A major new report from the International Energy Agency (IEA) suggests India is headed for significant growth in solar power that may end up overtaking coal as the largest source of power within coming decades.
While coal currently comprises 44% of total primary energy demand in 2020 in India (including transport) and modern renewables just 3%, the IEA’s various scenarios examining India’s future all predict the upcoming decline of coal-fired power alongside a rise in solar.
In the organisation’s ‘Stated policies’ scenario, “India adds capacity the size of that of the European Union to its installed base over the next two decades, with solar PV and wind accounting for more than three-quarters of the capacity additions as their costs fall. By 2030, new solar PV, whether alone or paired with battery storage, becomes competitive with existing coal-fired power”.
The ‘Sustainable Development Scenario’, which sees deeper decarbonisation, sees 800 gigawatts of solar deployed by 2040.
“India has made remarkable progress in recent years, bringing electricity connections to hundreds of millions of people and impressively scaling up the use of renewable energy, particularly solar,” said Dr Fatih Birol, the IEA Executive Director.
“What our new report makes clear is the tremendous opportunity for India to successfully meet the aspirations of its citizens without following the high-carbon pathway that other economies have pursued in the past. The energy policy successes of the Indian government to date make me very optimistic about its ability to meet the challenges ahead in terms of energy security and sustainability.”

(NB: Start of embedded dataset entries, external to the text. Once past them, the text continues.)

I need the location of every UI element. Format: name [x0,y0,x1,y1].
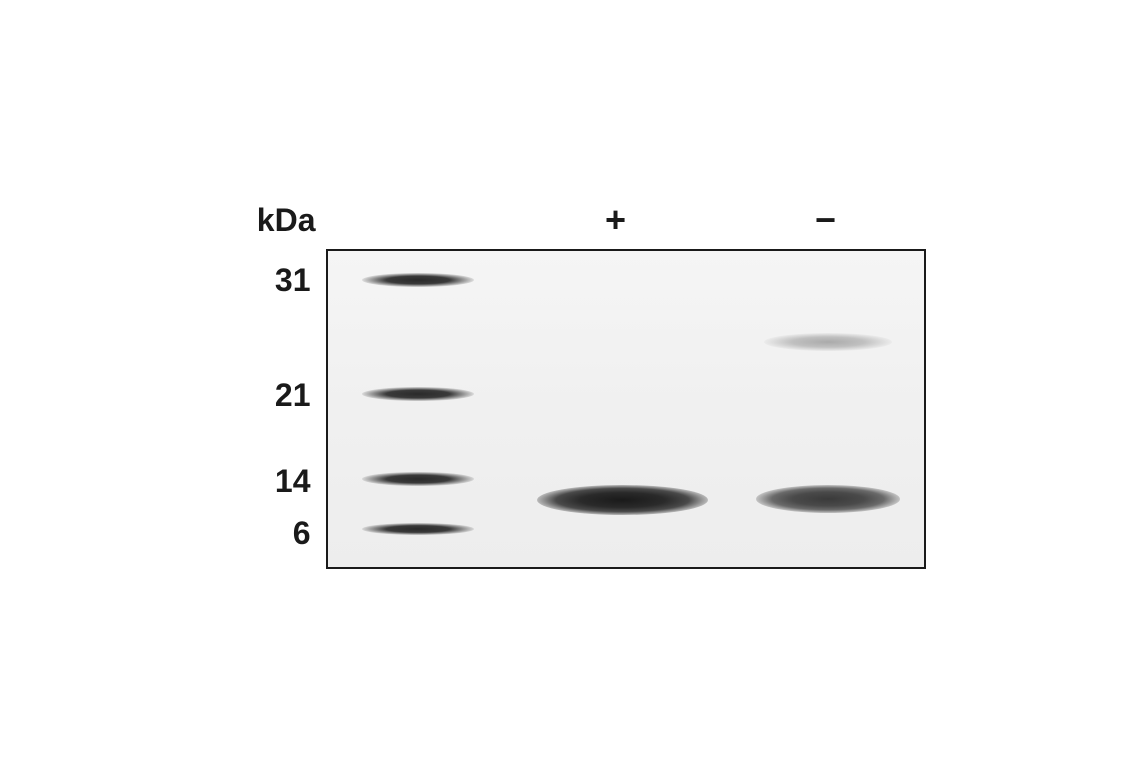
lane-header-minus: − [726,199,926,241]
ladder-band-1 [362,387,474,401]
minus-band-0 [764,333,892,351]
lane-header-plus: + [506,199,726,241]
lane-ladder [348,251,488,567]
gel-figure: kDa + − 31 21 14 6 [216,199,926,569]
minus-band-1 [756,485,900,513]
lane-minus [748,251,908,567]
marker-labels: 31 21 14 6 [216,249,326,569]
marker-label-6: 6 [293,515,311,552]
marker-label-21: 21 [275,377,311,414]
ladder-band-3 [362,523,474,535]
gel-body: 31 21 14 6 [216,249,926,569]
header-row: kDa + − [216,199,926,241]
marker-label-31: 31 [275,262,311,299]
lane-header-ladder [326,199,506,241]
ladder-band-2 [362,472,474,486]
marker-label-14: 14 [275,463,311,500]
lane-headers: + − [326,199,926,241]
gel-image [326,249,926,569]
lane-plus [528,251,718,567]
plus-band-0 [537,485,708,515]
unit-label: kDa [216,202,326,239]
ladder-band-0 [362,273,474,287]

India’s grids will require significant changes, in the context of a transition in which many more people in the country are being connected to electricity. Efficiency improvements, new power lines and battery storage will help integrate wind and solar into the grid. Renewables play the largest role in reducing emissions between the STEPS and SDS scenario in the IEA India Energy Outlook.

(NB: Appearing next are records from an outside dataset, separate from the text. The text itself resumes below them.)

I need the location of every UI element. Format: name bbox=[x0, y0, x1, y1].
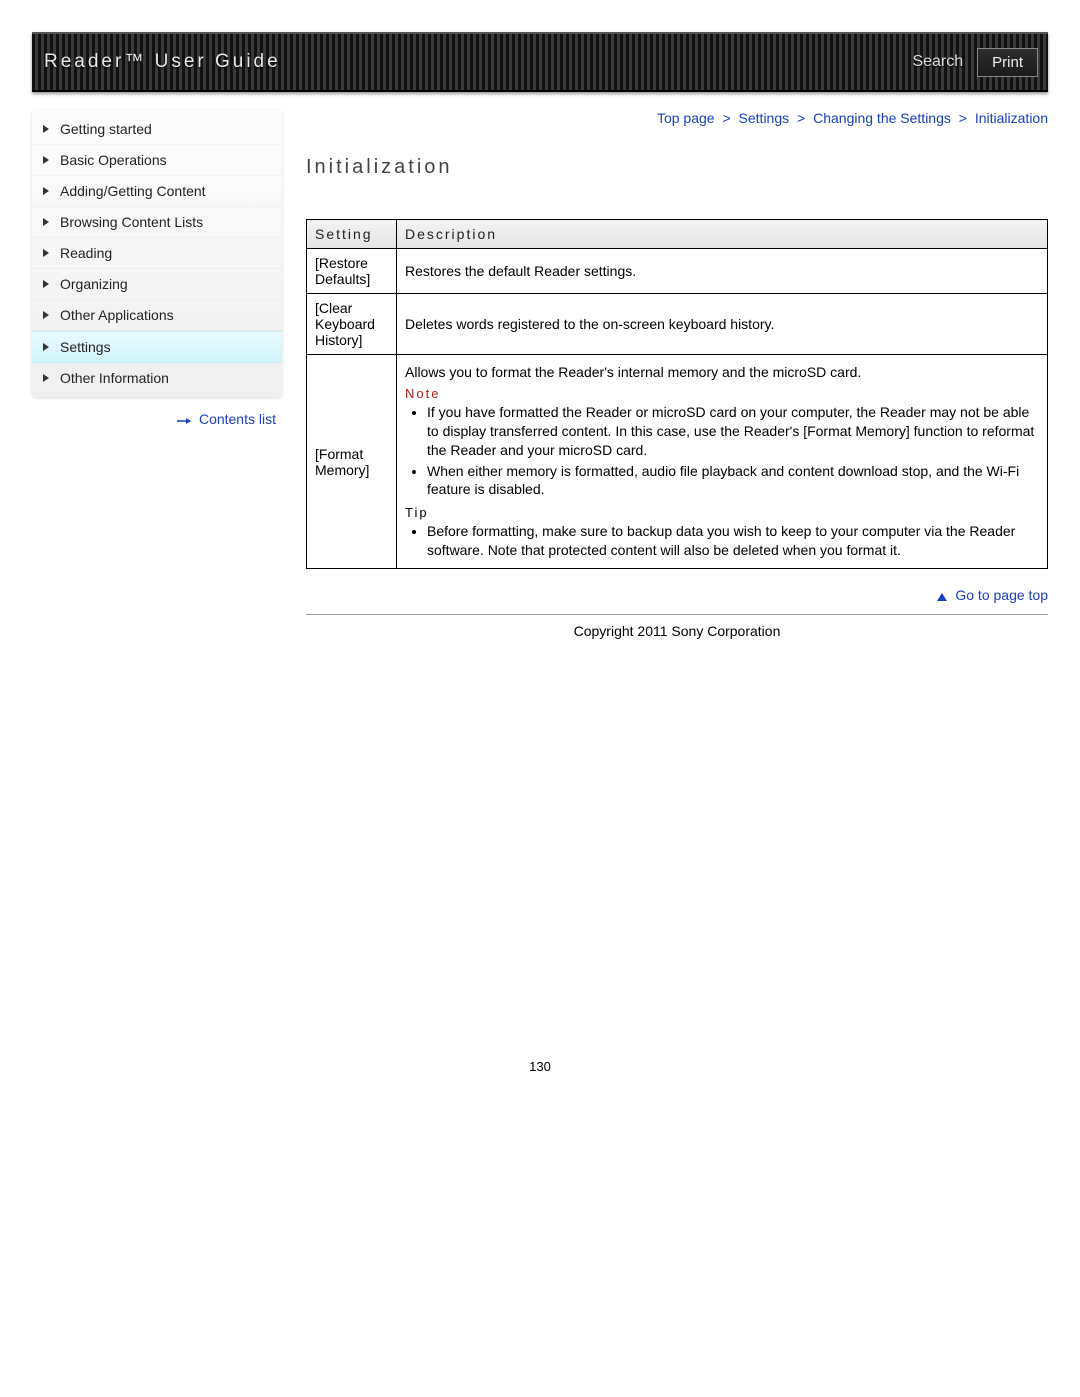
description-intro: Allows you to format the Reader's intern… bbox=[405, 363, 1039, 382]
chevron-right-icon bbox=[42, 374, 50, 382]
copyright: Copyright 2011 Sony Corporation bbox=[306, 614, 1048, 639]
go-to-top-wrap: Go to page top bbox=[306, 587, 1048, 610]
sidebar-item-label: Getting started bbox=[60, 121, 152, 137]
page-number: 130 bbox=[32, 1059, 1048, 1074]
chevron-right-icon bbox=[42, 156, 50, 164]
chevron-right-icon bbox=[42, 187, 50, 195]
chevron-right-icon bbox=[42, 280, 50, 288]
sidebar-item-label: Adding/Getting Content bbox=[60, 183, 206, 199]
note-label: Note bbox=[405, 386, 1039, 401]
sidebar-item-label: Settings bbox=[60, 339, 111, 355]
sidebar-item[interactable]: Basic Operations bbox=[32, 145, 282, 176]
chevron-right-icon bbox=[42, 343, 50, 351]
print-button[interactable]: Print bbox=[977, 48, 1038, 77]
sidebar-item-label: Other Applications bbox=[60, 307, 174, 323]
search-link[interactable]: Search bbox=[912, 53, 963, 71]
description-cell: Allows you to format the Reader's intern… bbox=[397, 355, 1048, 569]
breadcrumb-item[interactable]: Changing the Settings bbox=[813, 110, 951, 126]
tip-label: Tip bbox=[405, 505, 1039, 520]
triangle-up-icon bbox=[937, 588, 947, 604]
sidebar-item[interactable]: Getting started bbox=[32, 114, 282, 145]
setting-cell: [Clear Keyboard History] bbox=[307, 294, 397, 355]
note-item: If you have formatted the Reader or micr… bbox=[427, 403, 1039, 460]
note-list: If you have formatted the Reader or micr… bbox=[405, 403, 1039, 499]
table-header-setting: Setting bbox=[307, 220, 397, 249]
settings-table: Setting Description [Restore Defaults] Re… bbox=[306, 219, 1048, 569]
breadcrumb-item[interactable]: Settings bbox=[739, 110, 790, 126]
sidebar-item[interactable]: Organizing bbox=[32, 269, 282, 300]
table-row: [Clear Keyboard History] Deletes words re… bbox=[307, 294, 1048, 355]
note-item: When either memory is formatted, audio f… bbox=[427, 462, 1039, 500]
breadcrumb-item[interactable]: Initialization bbox=[975, 110, 1048, 126]
contents-list-link[interactable]: Contents list bbox=[199, 411, 276, 427]
sidebar-item[interactable]: Adding/Getting Content bbox=[32, 176, 282, 207]
header-bar: Reader™ User Guide Search Print bbox=[32, 32, 1048, 92]
chevron-right-icon bbox=[42, 125, 50, 133]
breadcrumb-separator: > bbox=[789, 110, 813, 126]
contents-list-wrap: Contents list bbox=[32, 411, 282, 428]
sidebar-item[interactable]: Settings bbox=[32, 331, 282, 363]
sidebar-item-label: Other Information bbox=[60, 370, 169, 386]
sidebar-item[interactable]: Other Information bbox=[32, 363, 282, 393]
breadcrumb-item[interactable]: Top page bbox=[657, 110, 715, 126]
header-actions: Search Print bbox=[912, 48, 1038, 77]
arrow-right-icon bbox=[177, 412, 191, 428]
go-to-top-link[interactable]: Go to page top bbox=[955, 587, 1048, 603]
sidebar-item-label: Organizing bbox=[60, 276, 128, 292]
page-title: Initialization bbox=[306, 156, 1048, 179]
table-header-description: Description bbox=[397, 220, 1048, 249]
sidebar-item[interactable]: Reading bbox=[32, 238, 282, 269]
chevron-right-icon bbox=[42, 249, 50, 257]
nav-list: Getting started Basic Operations Adding/Ge… bbox=[32, 110, 282, 397]
description-cell: Restores the default Reader settings. bbox=[397, 249, 1048, 294]
breadcrumb-separator: > bbox=[715, 110, 739, 126]
description-text: Restores the default Reader settings. bbox=[405, 262, 1039, 281]
sidebar-item-label: Basic Operations bbox=[60, 152, 167, 168]
description-text: Deletes words registered to the on-scree… bbox=[405, 315, 1039, 334]
sidebar-item-label: Reading bbox=[60, 245, 112, 261]
description-cell: Deletes words registered to the on-scree… bbox=[397, 294, 1048, 355]
table-row: [Format Memory] Allows you to format the … bbox=[307, 355, 1048, 569]
sidebar: Getting started Basic Operations Adding/Ge… bbox=[32, 110, 282, 639]
table-row: [Restore Defaults] Restores the default R… bbox=[307, 249, 1048, 294]
breadcrumb: Top page > Settings > Changing the Setti… bbox=[306, 110, 1048, 126]
app-title: Reader™ User Guide bbox=[44, 51, 281, 73]
setting-cell: [Format Memory] bbox=[307, 355, 397, 569]
sidebar-item[interactable]: Browsing Content Lists bbox=[32, 207, 282, 238]
tip-item: Before formatting, make sure to backup d… bbox=[427, 522, 1039, 560]
chevron-right-icon bbox=[42, 218, 50, 226]
tip-list: Before formatting, make sure to backup d… bbox=[405, 522, 1039, 560]
main-content: Top page > Settings > Changing the Setti… bbox=[306, 110, 1048, 639]
breadcrumb-separator: > bbox=[951, 110, 975, 126]
sidebar-item[interactable]: Other Applications bbox=[32, 300, 282, 331]
chevron-right-icon bbox=[42, 311, 50, 319]
setting-cell: [Restore Defaults] bbox=[307, 249, 397, 294]
sidebar-item-label: Browsing Content Lists bbox=[60, 214, 203, 230]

Most significantly for Australia, India following the best-case scenario in the IEA’s model results in significantly lower coal demand. In the STEPS scenario, 2040 coal demand across all sectors is 772 megatonnes of coal equivalent. In SDS, it is 277 mtce. Today, coal demand in India is 525 mtce. India is one of Australia’s main customers of coal exports, and a large reduction in consumption in the country would result in a significantly lower demand for Australian coal exports.